Python -- floating point arithmetic

Thu Jul 8 03:32:24 EDT 2010

On Thu, 08 Jul 2010 06:04:33 +0200, David Cournapeau wrote:

> On Thu, Jul 8, 2010 at 5:41 AM, Zooko O'Whielacronx <zooko at zooko.com>
> wrote:
>> I'm starting to think that one should use Decimals by default and
>> reserve floats for special cases.
>>
>> This is somewhat analogous to the way that Python provides
>> arbitrarily-big integers by default and Python programmers only use
>> old-fashioned fixed-size integers for special cases, such as
>> interoperation with external systems or highly optimized pieces (in
>> numpy or in native extension modules, for example).
> 
> I don't think it is analogous at all. Arbitrary-bit integers have a
> simple tradeoff: you are willing to lose performance and memory for
> bigger integer. If you leave performance aside, there is no downside
> that I know of for using big int instead of "machine int".

Well, sure, but that's like saying that if you leave performance aside, 
there's no downside to Bubblesort instead of Quicksort.

However, I believe that in Python at least, the performance cost of 
arbitrary-sized longs is quite minimal compared to the benefit, at least 
for "reasonable" sized ints, and so the actual real-world cost of 
unifying the int and long types is minimal.

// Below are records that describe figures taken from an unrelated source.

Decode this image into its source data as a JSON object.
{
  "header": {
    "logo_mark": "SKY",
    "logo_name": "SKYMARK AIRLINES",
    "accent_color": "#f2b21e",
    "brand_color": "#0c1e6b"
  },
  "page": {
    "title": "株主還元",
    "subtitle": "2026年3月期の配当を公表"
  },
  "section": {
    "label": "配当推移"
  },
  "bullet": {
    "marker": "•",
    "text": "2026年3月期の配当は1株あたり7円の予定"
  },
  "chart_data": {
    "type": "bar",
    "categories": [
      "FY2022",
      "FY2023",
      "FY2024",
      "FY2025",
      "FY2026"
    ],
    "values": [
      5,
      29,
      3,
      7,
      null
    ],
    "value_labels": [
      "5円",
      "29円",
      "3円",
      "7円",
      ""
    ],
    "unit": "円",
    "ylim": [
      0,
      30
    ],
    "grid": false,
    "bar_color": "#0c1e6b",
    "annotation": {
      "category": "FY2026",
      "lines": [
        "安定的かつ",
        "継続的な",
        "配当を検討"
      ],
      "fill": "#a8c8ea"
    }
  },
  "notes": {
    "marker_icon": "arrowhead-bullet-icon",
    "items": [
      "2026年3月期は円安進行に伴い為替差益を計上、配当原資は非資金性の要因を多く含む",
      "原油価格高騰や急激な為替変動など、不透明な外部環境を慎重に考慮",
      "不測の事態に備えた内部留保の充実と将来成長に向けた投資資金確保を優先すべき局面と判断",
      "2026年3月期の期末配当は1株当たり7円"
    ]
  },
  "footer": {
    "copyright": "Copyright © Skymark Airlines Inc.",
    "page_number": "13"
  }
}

On the other hand, until Decimal is re-written in C, it will always be 
*significantly* slower than float.

$ python -m timeit "2.0/3.0"
1000000 loops, best of 3: 0.139 usec per loop
$ python -m timeit -s "from decimal import Decimal as D" "D(2)/D(3)"
1000 loops, best of 3: 549 usec per loop

That's three orders of magnitude difference in speed. That's HUGE, and 
*alone* is enough to disqualify changing to Decimal as the default 
floating point data type.

Perhaps in the future, if and when Decimal has a fast C implementation, 
this can be re-thought.

> Since you are
> using python, you already bought this kind of tradeoff anyway.
> 
> Decimal vs float is a different matter altogether: decimal has downsides
> compared to float. First, there is this irreconcilable fact that no
> matter how small your range is, it is impossible to represent exactly
> all (even most) numbers exactly with finite memory - float and decimal
> are two different solutions to this issue, with different tradeoffs.

Yes, but how is this a downside *compared* to float? In what way does 
Decimal have downsides that float doesn't? Neither can represent 
arbitrary real numbers exactly, but if anything float is *worse* compared 
to Decimal for two reasons:

* Python floats are fixed to a single number of bits, while the size of 
Decimals can be configured by the user;

* floats can represent sums of powers of two exactly, while Decimals can 
represent sums of powers of ten exactly. Not only does that mean that any 
number exactly representable as a float can also be exactly represented 
as a Decimal, but Decimals can *additionally* represent exactly many 
numbers of human interest that floats cannot.

> Decimal are more "intuitive" than float for numbers that can be
> represented as decimal - but most numbers cannot be represented as
> (finite) decimal.

True, but any number that can't be, also can't be exactly represented as 
a float either, so how does using float help?

[...] 
>> And most of the time (in my experience) the inputs and outputs to your
>> system and the literals in your code are actually decimal, so
>> converting them to float immediately introduces a lossy data conversion
>> before you've even done any computation. Decimal doesn't have that
>> problem.
> 
> That's not true anymore once you start doing any computation, if by
> decimal you mean finite decimal. And that will be never true once you
> start using non trivial computation (i.e. transcendental functions like
> log, exp, etc...).

But none of those complications are *inputs*, and, again, floats suffer 
from exactly the same problem.

-- 
Steven